La pluie et le vent se sont, à nouveau, invités. C’est déprimant, je préfère nettement, le froid et le gel. Il est près de 14 h lorsque l’on frappe à la porte. Comme à son habitude, notre chère Sidonie s’empresse d’ouvrir. « Melle Rose, c’est pour vous » Monsieur Andreas, je ne lui ai pas demandé son nom de famille ! Monsieur Andreas est dans l’encadrement de la porte, un paquet de chez le pâtissier à la main. « Un vieux monsieur comme moi peut rendre visite à une jeune femme sans qu’il y ait matière à colporter » Je l’accueille avec grand plaisir. Il monte les escaliers à petits pas comptés et entre. Je l’installe dans l’autre fauteuil devant la cheminée, il préfère le café au thé. Il ouvre avec précaution son paquet, remarque les assiettes à dessert dans le buffet. Je m’empresse de mettre sur la table la vaisselle, la pelle à tarte et des cuillères. Il met un gâteau dans chaque assiette, ajoute la petite cuillère.
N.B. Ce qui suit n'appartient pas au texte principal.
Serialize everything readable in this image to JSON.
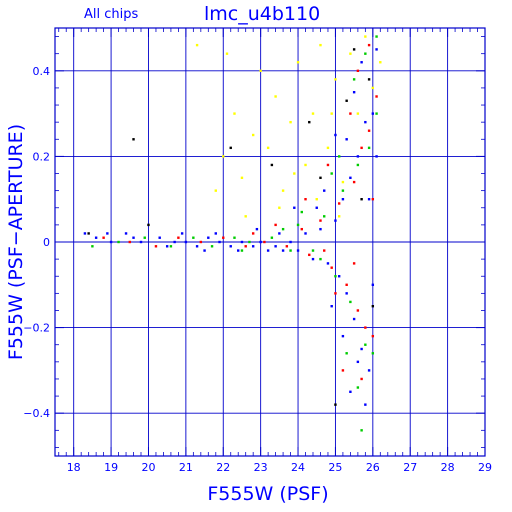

Il me regarde avec le sourire, débarrasse le guéridon, y met les deux assiettes en s’assurant qu’il reste de la place pour les tasses. Il roule délicatement l’emballage et le met dans sa poche. Il est prêt à s’assoir sur Mon fauteuil, il remarque le châle sur le dossier, comprend et s’installe sur l’autre siège. Les deux tasses de café rejoignent les assiettes. Il s’est, tout à bord excusé d’être parti si vite, de ne pas s’être présenté : Andreas Derycke. Nous dégustons notre part de tarte et notre tasse de café fait à l’instant. Il mange avec délectation, ses gencives broient la nourriture sans difficulté, il boit à petite gorgée comme pour faire durer le plaisir plus longtemps, un léger bruit de succion l’accompagne. Nous avons parlé encore un long moment en écoutant de la musique. Il s’est levé a enfilé son manteau, prit son bâton qu’il avait lui-même taillé dans du châtaignier quand sa hanche droite a commencé à le faire souffrir. Sur pommeau, il a sculpté une chevelure épaisse et ondulée. Il est descendu à petits pas comptés. Il m’a souri, Il est reparti sous une pluie battante.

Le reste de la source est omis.